While several investors are skeptical about ICOs, many feel that a whitepaper is all needed to bring in investors into ICOs. Regulators are not in favor of ICOs either.
IEO is considered to be more trustworthy because the exchange which launches the IEO monitors the process by being an administrator. The security of the IEO is deemed to be reliable if the investors trust the exchange. However, if the reputation of the exchange is in stakes, so is the reputation of the IEO down South.
With IEO, the sense of risk is lower than ICOs, and that is sufficient reason to bring in more investors.

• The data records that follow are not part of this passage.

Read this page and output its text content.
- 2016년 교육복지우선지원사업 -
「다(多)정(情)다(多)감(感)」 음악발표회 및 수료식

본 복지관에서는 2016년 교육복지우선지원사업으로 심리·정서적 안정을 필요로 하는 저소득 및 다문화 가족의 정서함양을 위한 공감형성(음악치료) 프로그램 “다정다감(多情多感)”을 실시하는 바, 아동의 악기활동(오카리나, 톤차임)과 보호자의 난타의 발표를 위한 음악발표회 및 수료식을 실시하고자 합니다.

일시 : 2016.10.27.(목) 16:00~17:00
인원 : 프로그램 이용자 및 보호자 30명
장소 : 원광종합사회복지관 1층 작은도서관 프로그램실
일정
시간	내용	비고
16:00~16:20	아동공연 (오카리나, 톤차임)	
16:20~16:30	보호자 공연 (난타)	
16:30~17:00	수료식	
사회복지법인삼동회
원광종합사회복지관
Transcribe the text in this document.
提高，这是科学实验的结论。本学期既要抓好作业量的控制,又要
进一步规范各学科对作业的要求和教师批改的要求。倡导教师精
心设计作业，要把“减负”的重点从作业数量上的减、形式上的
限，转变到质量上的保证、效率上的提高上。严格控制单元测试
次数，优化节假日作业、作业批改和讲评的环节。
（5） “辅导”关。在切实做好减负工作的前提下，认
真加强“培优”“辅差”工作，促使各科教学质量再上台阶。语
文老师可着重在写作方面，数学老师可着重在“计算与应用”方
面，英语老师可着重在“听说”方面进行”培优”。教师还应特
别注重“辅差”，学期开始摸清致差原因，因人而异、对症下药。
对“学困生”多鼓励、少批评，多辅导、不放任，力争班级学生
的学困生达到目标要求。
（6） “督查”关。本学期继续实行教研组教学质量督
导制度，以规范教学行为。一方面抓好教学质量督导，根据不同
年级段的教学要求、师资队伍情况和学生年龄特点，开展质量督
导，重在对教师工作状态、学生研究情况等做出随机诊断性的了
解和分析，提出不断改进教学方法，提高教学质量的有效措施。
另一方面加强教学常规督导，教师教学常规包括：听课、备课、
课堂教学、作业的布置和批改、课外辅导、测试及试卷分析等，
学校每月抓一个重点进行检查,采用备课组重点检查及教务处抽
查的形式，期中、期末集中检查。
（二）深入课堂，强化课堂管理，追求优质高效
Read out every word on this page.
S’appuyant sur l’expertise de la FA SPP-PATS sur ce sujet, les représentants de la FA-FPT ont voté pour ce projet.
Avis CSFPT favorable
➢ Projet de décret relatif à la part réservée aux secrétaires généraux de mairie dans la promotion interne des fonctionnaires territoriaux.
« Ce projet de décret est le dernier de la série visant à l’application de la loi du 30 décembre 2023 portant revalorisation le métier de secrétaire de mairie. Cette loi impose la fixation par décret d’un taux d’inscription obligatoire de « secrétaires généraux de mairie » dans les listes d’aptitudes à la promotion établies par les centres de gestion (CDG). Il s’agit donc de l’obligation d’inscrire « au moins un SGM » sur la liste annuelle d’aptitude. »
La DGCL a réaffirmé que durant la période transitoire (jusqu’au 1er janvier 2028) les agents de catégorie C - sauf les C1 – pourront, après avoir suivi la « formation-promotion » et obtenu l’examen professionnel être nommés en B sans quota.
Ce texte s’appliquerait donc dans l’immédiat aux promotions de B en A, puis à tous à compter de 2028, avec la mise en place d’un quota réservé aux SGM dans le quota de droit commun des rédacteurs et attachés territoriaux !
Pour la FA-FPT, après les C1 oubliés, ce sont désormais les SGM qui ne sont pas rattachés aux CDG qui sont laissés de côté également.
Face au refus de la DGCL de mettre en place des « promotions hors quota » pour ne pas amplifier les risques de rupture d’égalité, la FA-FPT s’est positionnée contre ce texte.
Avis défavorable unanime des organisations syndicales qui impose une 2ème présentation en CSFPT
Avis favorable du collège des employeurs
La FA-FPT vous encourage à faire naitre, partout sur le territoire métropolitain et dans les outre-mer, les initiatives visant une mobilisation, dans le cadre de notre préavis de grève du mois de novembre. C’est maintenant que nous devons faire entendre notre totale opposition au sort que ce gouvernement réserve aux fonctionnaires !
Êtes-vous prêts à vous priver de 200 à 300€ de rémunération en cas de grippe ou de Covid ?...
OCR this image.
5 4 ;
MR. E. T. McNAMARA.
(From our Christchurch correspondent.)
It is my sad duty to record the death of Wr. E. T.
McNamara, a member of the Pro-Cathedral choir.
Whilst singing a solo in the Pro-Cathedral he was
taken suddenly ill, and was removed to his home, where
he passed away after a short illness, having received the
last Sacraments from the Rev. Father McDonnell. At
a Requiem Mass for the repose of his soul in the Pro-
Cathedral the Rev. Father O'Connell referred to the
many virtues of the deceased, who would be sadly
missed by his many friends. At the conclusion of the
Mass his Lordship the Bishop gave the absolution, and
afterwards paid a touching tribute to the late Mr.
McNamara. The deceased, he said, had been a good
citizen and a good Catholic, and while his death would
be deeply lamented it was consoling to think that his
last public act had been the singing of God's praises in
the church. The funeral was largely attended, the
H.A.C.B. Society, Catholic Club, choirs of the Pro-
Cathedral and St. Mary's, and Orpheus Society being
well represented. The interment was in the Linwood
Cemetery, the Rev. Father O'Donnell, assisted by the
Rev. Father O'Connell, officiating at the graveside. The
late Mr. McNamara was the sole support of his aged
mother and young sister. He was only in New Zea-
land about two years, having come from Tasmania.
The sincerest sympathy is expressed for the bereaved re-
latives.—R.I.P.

Well-established and high ticket exchanges do their research and verification to ensure that the token is authentic.
Investors need to ensure that they are working with well-known exchanges as opposed to working with exchanges that are half known. Though there are several cryptocurrency exchanges, there are only a few trustworthy exchanges. IEOs have their risks and limitations. The initial question that arises is about whether you should trust the exchange or not. Several exchanges are not trusted for their inappropriate security and management practices.
Several blockchain experts are against the IEOs for the fundamental reason that it is against the core idea of decentralization. The revenue flow is under the complete control of the exchange when the exchange oversees the process. Fundamentally, the cryptocurrency is considered to be against any third-party control.
Mike Chen, CEO of STP, stated in an announcement, “The cost-prohibitive nature of traditional funding methods has led to a rapidly increasing demand for solutions that simplify asset offerings.”